Macro pressures continue to weigh on prices 

One of the big drivers of BTC price is ETFs, which, since their approval in 2024, have become a key pillar of institutional support by absorbing selling pressure during periods of profit booking and market uncertainty. The recent price swings highlight how thin overall liquidity has become, especially when large holders or ETFs adjust exposure in a compressed window. “When order books are shallow, even moderate selling can trigger outsized moves, and that is exactly what we have seen. This is not unusual during periods of macro uncertainty, but it reinforces why traders must approach the market with stronger risk frameworks,” says Avinash Shekhar, Co-Founder & CEO, Pi42.

Edul Patel, CEO of Mudrex, agrees that the recent ETF outflows are closely linked to the U.S. government shutdown and strengthening dollar, rather than any loss of faith in Bitcoin itself. “This pattern was seen earlier as well when $2.61 billion weekly outflow in February 2025 was followed by a strong rebound and steady inflows through May, reinforcing Bitcoin’s long-term institutional appeal.”

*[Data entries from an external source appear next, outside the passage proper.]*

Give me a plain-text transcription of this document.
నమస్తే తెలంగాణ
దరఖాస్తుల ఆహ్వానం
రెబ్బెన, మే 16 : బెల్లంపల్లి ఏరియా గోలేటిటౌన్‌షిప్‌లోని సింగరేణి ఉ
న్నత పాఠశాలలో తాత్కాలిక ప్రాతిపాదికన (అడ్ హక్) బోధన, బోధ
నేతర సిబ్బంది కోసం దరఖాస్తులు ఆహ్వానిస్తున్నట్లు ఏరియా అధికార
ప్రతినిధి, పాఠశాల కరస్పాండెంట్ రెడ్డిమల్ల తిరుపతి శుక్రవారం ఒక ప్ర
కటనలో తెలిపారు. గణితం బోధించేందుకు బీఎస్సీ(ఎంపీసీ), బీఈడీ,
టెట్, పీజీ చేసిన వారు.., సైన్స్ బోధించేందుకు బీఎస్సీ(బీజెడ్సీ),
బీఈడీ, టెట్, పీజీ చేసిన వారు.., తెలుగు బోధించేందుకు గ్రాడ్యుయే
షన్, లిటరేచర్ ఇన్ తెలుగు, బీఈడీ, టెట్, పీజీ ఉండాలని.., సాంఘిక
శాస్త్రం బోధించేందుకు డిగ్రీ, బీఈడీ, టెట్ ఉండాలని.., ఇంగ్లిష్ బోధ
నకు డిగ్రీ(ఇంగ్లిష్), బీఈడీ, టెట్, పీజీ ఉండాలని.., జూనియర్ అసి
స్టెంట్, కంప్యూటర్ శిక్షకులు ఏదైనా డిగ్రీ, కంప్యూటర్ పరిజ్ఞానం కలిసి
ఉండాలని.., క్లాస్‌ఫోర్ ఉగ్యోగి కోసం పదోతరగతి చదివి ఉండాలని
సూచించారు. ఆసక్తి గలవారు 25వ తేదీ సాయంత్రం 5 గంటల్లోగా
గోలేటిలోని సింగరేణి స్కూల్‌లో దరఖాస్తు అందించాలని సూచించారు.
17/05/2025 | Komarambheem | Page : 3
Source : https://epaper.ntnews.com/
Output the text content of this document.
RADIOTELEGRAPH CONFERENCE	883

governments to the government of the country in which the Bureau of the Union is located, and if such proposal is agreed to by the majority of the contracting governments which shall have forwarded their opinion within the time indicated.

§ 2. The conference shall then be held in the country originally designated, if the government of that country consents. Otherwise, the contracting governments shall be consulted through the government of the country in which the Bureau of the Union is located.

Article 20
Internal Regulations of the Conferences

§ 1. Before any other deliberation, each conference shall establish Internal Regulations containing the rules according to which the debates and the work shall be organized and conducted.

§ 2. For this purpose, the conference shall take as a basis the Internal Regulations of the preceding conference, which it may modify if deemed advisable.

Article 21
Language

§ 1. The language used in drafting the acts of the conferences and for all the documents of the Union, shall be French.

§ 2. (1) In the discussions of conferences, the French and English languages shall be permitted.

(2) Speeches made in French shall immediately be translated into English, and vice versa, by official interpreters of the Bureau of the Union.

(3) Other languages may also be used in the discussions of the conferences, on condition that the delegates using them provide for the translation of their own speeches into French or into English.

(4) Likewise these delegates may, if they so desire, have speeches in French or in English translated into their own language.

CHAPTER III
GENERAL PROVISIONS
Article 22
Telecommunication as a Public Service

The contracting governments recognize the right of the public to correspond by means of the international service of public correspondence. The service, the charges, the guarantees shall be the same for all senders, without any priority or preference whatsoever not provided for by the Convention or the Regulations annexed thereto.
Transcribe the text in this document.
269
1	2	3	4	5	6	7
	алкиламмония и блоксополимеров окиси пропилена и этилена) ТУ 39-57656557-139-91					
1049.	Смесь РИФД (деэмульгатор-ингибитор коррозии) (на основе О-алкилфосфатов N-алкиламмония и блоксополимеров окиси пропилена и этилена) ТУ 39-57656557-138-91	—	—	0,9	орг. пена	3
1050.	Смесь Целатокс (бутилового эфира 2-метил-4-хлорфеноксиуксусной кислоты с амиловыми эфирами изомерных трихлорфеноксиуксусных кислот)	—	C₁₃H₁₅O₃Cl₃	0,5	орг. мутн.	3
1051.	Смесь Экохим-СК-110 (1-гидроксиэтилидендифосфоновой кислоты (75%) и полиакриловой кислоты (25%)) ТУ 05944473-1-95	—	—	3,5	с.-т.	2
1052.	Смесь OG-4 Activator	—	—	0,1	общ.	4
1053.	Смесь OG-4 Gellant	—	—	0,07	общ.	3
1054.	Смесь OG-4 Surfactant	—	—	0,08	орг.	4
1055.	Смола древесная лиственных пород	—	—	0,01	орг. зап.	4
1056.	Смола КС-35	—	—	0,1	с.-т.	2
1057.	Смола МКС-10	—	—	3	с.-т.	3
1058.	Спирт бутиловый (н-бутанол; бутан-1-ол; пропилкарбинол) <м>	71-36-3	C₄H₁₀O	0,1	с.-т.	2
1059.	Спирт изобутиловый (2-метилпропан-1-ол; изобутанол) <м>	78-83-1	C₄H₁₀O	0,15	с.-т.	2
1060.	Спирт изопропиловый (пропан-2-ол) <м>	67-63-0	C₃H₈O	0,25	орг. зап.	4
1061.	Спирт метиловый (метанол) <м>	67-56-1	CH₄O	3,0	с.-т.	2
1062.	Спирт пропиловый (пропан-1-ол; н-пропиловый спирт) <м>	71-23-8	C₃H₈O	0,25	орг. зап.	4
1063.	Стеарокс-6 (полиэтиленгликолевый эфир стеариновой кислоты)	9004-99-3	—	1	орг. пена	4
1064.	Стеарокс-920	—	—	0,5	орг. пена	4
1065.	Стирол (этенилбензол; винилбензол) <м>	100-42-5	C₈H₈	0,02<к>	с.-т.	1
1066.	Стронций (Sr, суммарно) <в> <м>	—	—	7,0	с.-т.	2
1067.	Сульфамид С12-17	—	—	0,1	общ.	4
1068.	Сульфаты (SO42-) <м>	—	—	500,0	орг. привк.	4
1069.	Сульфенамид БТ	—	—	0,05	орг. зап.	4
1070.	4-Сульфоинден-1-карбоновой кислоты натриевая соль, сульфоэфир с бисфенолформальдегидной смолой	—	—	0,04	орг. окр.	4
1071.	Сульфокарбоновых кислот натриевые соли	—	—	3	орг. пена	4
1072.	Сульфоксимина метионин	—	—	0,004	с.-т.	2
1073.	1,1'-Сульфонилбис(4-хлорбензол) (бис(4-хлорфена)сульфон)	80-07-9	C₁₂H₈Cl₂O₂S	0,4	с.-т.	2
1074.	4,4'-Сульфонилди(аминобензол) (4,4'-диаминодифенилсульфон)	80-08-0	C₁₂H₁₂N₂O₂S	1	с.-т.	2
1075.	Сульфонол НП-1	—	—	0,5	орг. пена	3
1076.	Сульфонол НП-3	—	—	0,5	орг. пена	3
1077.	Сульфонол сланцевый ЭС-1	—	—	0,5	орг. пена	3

Other than deeper institutional participation via ETFs, industry participants say a sustained demand rebound for Bitcoin will depend on several core enablers: improved liquidity, clearer regulatory frameworks, and broader user adoption. “With the shutdown resolved, liquidity conditions are expected to normalise, which historically supports recovery in Bitcoin demand. In that sense, early signs of a rebound are beginning to emerge,” says Sumit Gupta, Co-founder & CEO CoinDCX.